Le Pari de Pascal

20/10 > 19/11 2011
Vue de l'exposition
Vue de l'exposition
Vue de l'exposition




La JGM. Galerie a le plaisir d’annoncer sa première collaboration avec les Frères Chapuisat. Parallèlement à l’exposition qui leur est consacrée au Centre Culturel Suisse, un ensemble d’œuvres sera présenté du 21 octobre au 19 novembre à la JGM. Galerie.


 

En une dizaine d’années, les frères Chapuisat sont passés maître dans l’art de l’intervention «in situ ». De l’occupation totale de l’espace du Centre culturel Suisse à Paris (les éléments, 2011) à l’érection monumentale d’une sculpture habitable dans le jardin des tuileries (Jumping Bean, 2009), chacune de leurs installations est l’occasion de se lancer dans un nouveau défi vis-à-vis du lieu qui les accueille. Autrement dit, les deux frères se plaisent à éprouver les limites et les contraintes spécifiques d’un lieu d’exposition et à trouver l’équation qui leur permette de mettre en scène leur répertoire plastique.


D’une manière générale, leurs œuvres constituent souvent des constructions éphémères en bois qui invitent, et parfois même contraignent, le visiteur à s’introduire, se hisser et parfois ramper à l’intérieur.  Ces épreuves physiques modifient l’attitude habituellement passive du visiteur. Comme l’explique les artistes : "Nous voulons amener les visiteurs dans notre univers, pour faire oublier l’espace d’art." Cette mise à distance de l’institution n’est pas nécessairement critique, elle manifeste plutôt le désir des artistes de retrouver ou de reproduire un espace qui leur est familier ou intime.
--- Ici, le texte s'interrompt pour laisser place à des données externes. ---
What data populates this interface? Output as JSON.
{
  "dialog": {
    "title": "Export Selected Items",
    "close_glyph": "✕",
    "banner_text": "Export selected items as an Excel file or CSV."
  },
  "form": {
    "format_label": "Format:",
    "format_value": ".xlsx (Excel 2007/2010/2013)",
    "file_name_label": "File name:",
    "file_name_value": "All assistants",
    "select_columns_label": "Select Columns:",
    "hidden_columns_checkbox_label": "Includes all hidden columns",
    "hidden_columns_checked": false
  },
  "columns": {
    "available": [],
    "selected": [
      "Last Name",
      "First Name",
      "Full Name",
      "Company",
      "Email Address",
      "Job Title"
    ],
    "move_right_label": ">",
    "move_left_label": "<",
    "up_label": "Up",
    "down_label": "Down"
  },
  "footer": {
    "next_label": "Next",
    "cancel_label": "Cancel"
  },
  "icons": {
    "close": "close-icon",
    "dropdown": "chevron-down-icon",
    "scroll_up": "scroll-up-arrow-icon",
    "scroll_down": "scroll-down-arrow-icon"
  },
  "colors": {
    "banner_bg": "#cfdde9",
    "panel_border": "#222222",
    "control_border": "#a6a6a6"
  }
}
Pour leur exposition à la JGM. Galerie, les frères Chapuisat ont choisi de réunir un certain nombre d’œuvres réalisées sur différents supports (vidéo, photo, dessin, sculpture). Ils s’écartent pour cette occasion  de leur pratique de l’installation pour  présenter des œuvres qui synthétisent et regroupent un certain nombre de thèmes qui leur sont chers et qu’ils développent depuis leur début. Intitulée le Pari de Pascal, en référence à l’un des plus célèbres passages du livre les Pensées, les deux frères s’interrogent sur la compatibilité d’une réflexion à la fois théologique et scientifique. Une pierre tombale en bois sur laquelle est gravée l’épitaphe In Wood We Trust affiche avec humour la croyance des artistes en leur matériau de prédilection : le bois. Contrairement à la croyance transcendante de Pascal, leur « Dieu » serait donc immanent, il se manifesterait dans le monde et chaque chose qui le compose. D’ailleurs, le dessin intitulé La limite de Hayflick représente un agglomérat de cellules qui fait référence à la découverte de Leonard Hayflick en 1965. Hayflick avait observé que des cellules en division dans une culture cellulaire ne se divisent que 50 fois avant de mourir. Quand des cellules approchent cette limite, elles montrent des signes de vieillissement.  Les chercheurs s’intéressent aujourd’hui à cette limite car la ralentir ou la repousser permettrait de prolonger la durée de la vie. L’éternité pourrait donc être le fruit de  l’expérimentation scientifique et non pas  la récompense d’une vie dévote. 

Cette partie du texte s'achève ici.